Foot: Hervé Renard licencié par l'Arabie saoudite à deux mois du Mondial
Les chances de voir sa célèbre chemise blanche et son brushing millimétré aux États-Unis cet été s'amenuisent: le Français Hervé Renard a été démis de ses fonctions de sélectionneur de l'Arabie saoudite qu'il devait entraîner lors du Mondial-2026, dans moins de deux mois.
C'est pour participer à la Coupe du monde (11 juin - 19 juillet) en Amérique du nord que le technicien français avait quitté en octobre 2024 les Bleues qu'il entraînait et avait repris en main "les Faucons verts", déjà dirigés entre 2019 et 2023, mais alors mal embarqués dans leur qualification pour le raout mondial.
C'est Hervé Renard lui-même qui a confirmé à l'AFP son licenciement annoncé par RMC.
"C'est le football... L'Arabie saoudite s'est qualifiée sept fois à la Coupe du monde, dont deux fois avec moi. Et il n'y a qu'un seul coach qui a fait les qualifications et la Coupe du monde, c'est moi, en 2022. Au moins il y aura cette fierté", a-t-il encore commenté, joint par téléphone.
Si le Français n'a pas donné d'indication sur son avenir, les médias saoudiens évoquent déjà le nom de son probable successeur, le Grec Georgios Donis, actuel entraîneur du club d'Al-Khaleej, en Saudi Pro League.

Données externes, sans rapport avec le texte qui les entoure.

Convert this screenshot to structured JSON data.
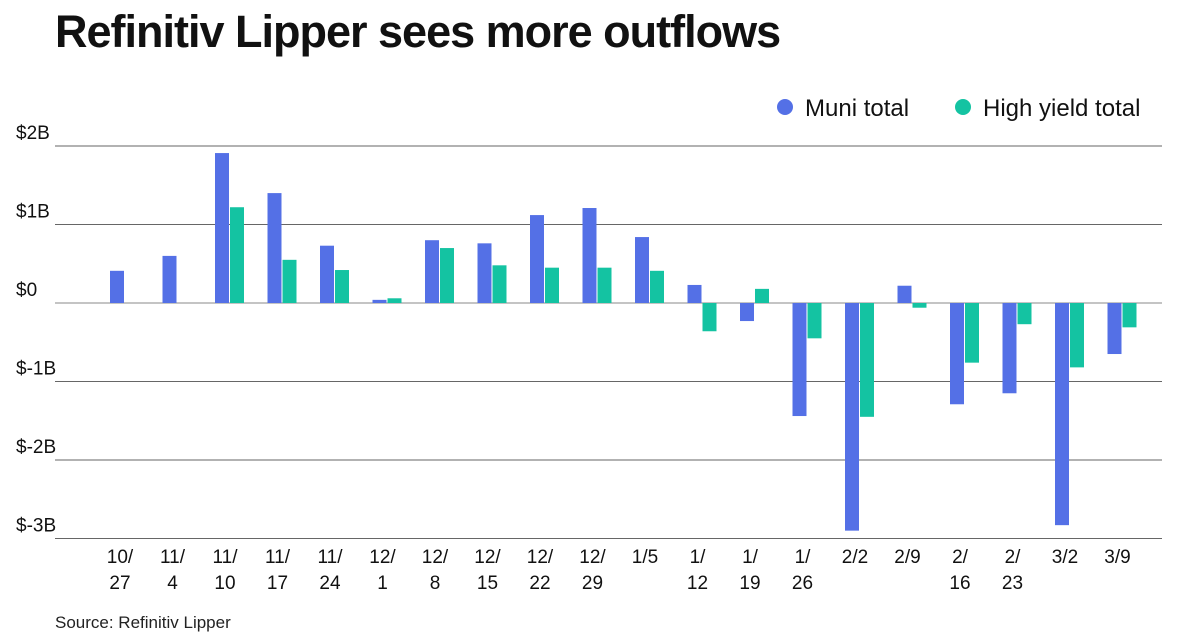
{
  "chart_data": {
    "type": "bar",
    "title": "Refinitiv Lipper sees more outflows",
    "source": "Source: Refinitiv Lipper",
    "xlabel": "",
    "ylabel": "",
    "ylim": [
      -3,
      2
    ],
    "yticks": [
      2,
      1,
      0,
      -1,
      -2,
      -3
    ],
    "ytick_labels": [
      "$2B",
      "$1B",
      "$0",
      "$-1B",
      "$-2B",
      "$-3B"
    ],
    "legend_position": "top-right",
    "categories": [
      "10/\n27",
      "11/\n4",
      "11/\n10",
      "11/\n17",
      "11/\n24",
      "12/\n1",
      "12/\n8",
      "12/\n15",
      "12/\n22",
      "12/\n29",
      "1/5",
      "1/\n12",
      "1/\n19",
      "1/\n26",
      "2/2",
      "2/9",
      "2/\n16",
      "2/\n23",
      "3/2",
      "3/9"
    ],
    "series": [
      {
        "name": "Muni total",
        "color": "#5470e6",
        "values": [
          0.41,
          0.6,
          1.91,
          1.4,
          0.73,
          0.04,
          0.8,
          0.76,
          1.12,
          1.21,
          0.84,
          0.23,
          -0.23,
          -1.44,
          -2.9,
          0.22,
          -1.29,
          -1.15,
          -2.83,
          -0.65
        ]
      },
      {
        "name": "High yield total",
        "color": "#14c3a2",
        "values": [
          0,
          0,
          1.22,
          0.55,
          0.42,
          0.06,
          0.7,
          0.48,
          0.45,
          0.45,
          0.41,
          -0.36,
          0.18,
          -0.45,
          -1.45,
          -0.06,
          -0.76,
          -0.27,
          -0.82,
          -0.31
        ]
      }
    ]
  }
}
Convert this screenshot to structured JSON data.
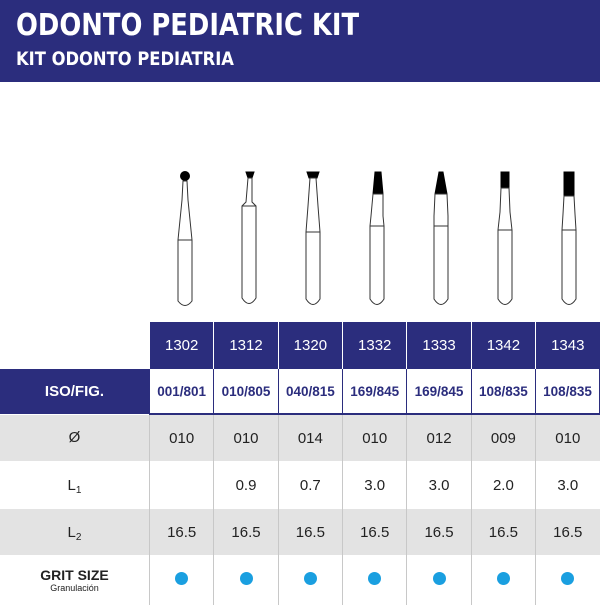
{
  "header": {
    "title": "ODONTO PEDIATRIC KIT",
    "subtitle": "KIT ODONTO PEDIATRIA",
    "background_color": "#2b2d7d"
  },
  "burs": [
    {
      "model": "1302",
      "head_shape": "round"
    },
    {
      "model": "1312",
      "head_shape": "inverted-cone"
    },
    {
      "model": "1320",
      "head_shape": "inverted-cone-wide"
    },
    {
      "model": "1332",
      "head_shape": "pear-tapered"
    },
    {
      "model": "1333",
      "head_shape": "pear-tapered-long"
    },
    {
      "model": "1342",
      "head_shape": "straight-fissure"
    },
    {
      "model": "1343",
      "head_shape": "straight-fissure-long"
    }
  ],
  "table": {
    "models": [
      "1302",
      "1312",
      "1320",
      "1332",
      "1333",
      "1342",
      "1343"
    ],
    "iso_label": "ISO/FIG.",
    "iso_values": [
      "001/801",
      "010/805",
      "040/815",
      "169/845",
      "169/845",
      "108/835",
      "108/835"
    ],
    "diameter": {
      "label": "Ø",
      "values": [
        "010",
        "010",
        "014",
        "010",
        "012",
        "009",
        "010"
      ]
    },
    "l1": {
      "label_main": "L",
      "label_sub": "1",
      "values": [
        "",
        "0.9",
        "0.7",
        "3.0",
        "3.0",
        "2.0",
        "3.0"
      ]
    },
    "l2": {
      "label_main": "L",
      "label_sub": "2",
      "values": [
        "16.5",
        "16.5",
        "16.5",
        "16.5",
        "16.5",
        "16.5",
        "16.5"
      ]
    },
    "grit": {
      "label": "GRIT SIZE",
      "sublabel": "Granulación",
      "values": [
        "blue",
        "blue",
        "blue",
        "blue",
        "blue",
        "blue",
        "blue"
      ],
      "dot_color": "#1a9fe0"
    }
  }
}
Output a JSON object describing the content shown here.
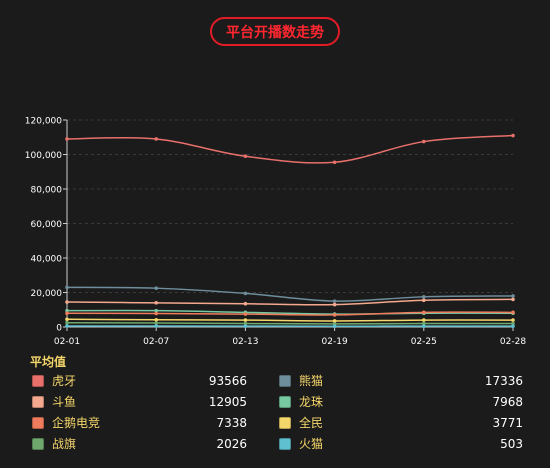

Après un passage plutôt décevant à la tête de l'équipe de France féminine marqué par l'échec des Jeux olympiques de Paris achevés sans médaille, Hervé Renard, 57 ans, avait été rappelé à l'automne 2024 à la suite du limogeage de son successeur à la tête des "Faucons verts", l'Italien Roberto Mancini, après leur défaite à domicile contre le Japon (2-0) en qualifications pour le Mondial-2026.
- de retour après Mancini -
"Je suis de retour", avait alors clamé celui qui a construit sa stature internationale en Afrique, conduisant au sommet de la CAN la Zambie en 2012 puis la Côte d'Ivoire en 2015.
Sous contrat jusqu'en 2027, le champion d'Europe avec l'Italie en 2021 présentait un bilan jugé insuffisant, avec sept victoires, cinq nuls et six défaites en dix-huit matches.
Hervé Renard, dont le contrat courait sur deux ans - c'est-à-dire jusqu'à l'après-Mondial - est lui écarté alors même que l'Arabie saoudite est parvenue à se qualifier pour sa septième phase finale de Coupe du monde, la troisième d'affilée, où elle affrontera l'Espagne, l'Uruguay et le Cap-Vert au sein du groupe H.
Insuffisant pour continuer une seconde aventure mal embarquée dès le départ. "Il y a eu une grande controverse sur son retour, mais le fait qu'il connaisse bien l'équipe a été décisif", avait notamment déclaré à l'AFP une source proche des négociations, au moment de sa nomination.
- Troisième de la Coupe arabe -
Renard lui-même n'avait pas retrouvé lors de son deuxième séjour saoudien l'entrain qui lui avait permis de guider l'équipe vers une victoire retentissante contre l'Argentine, future championne du monde (2-1), en phase de poules du Mondial-2022. Les Saoudiens avaient finalement été éliminés après des défaites contre la Pologne (2-0) et le Mexique (2-1).
Entre-temps, la Saudi Pro League, le championnat national, a changé de dimension, charriant avec sa nouvelle exposition médiatique des stars internationales à commencer par le Portugais Cristiano Ronaldo ou le Français Karim Benzema. Bémol: une moindre exposition pour les joueurs saoudiens soumis à une concurrence exacerbée.
Le bilan de son second mandat à la tête des "Faucons verts" s'avère mitigé avec treize succès pour cinq nuls et onze défaites. Les Saoudiens n'ont terminé que troisième ex-aequo en Coupe arabe en décembre (défaite 1-0 en demi-finale face à la Jordanie) et n'ont obtenu leur billet pour le Mondial-2026 qu'au quatrième tour des qualifications asiatiques.
Les deux défaites en match amical, fin mars, contre l'Égypte (4-0) et la Serbie (2-1) ont scellé le sort de Renard qui n'ira finalement pas au terme de sa mission.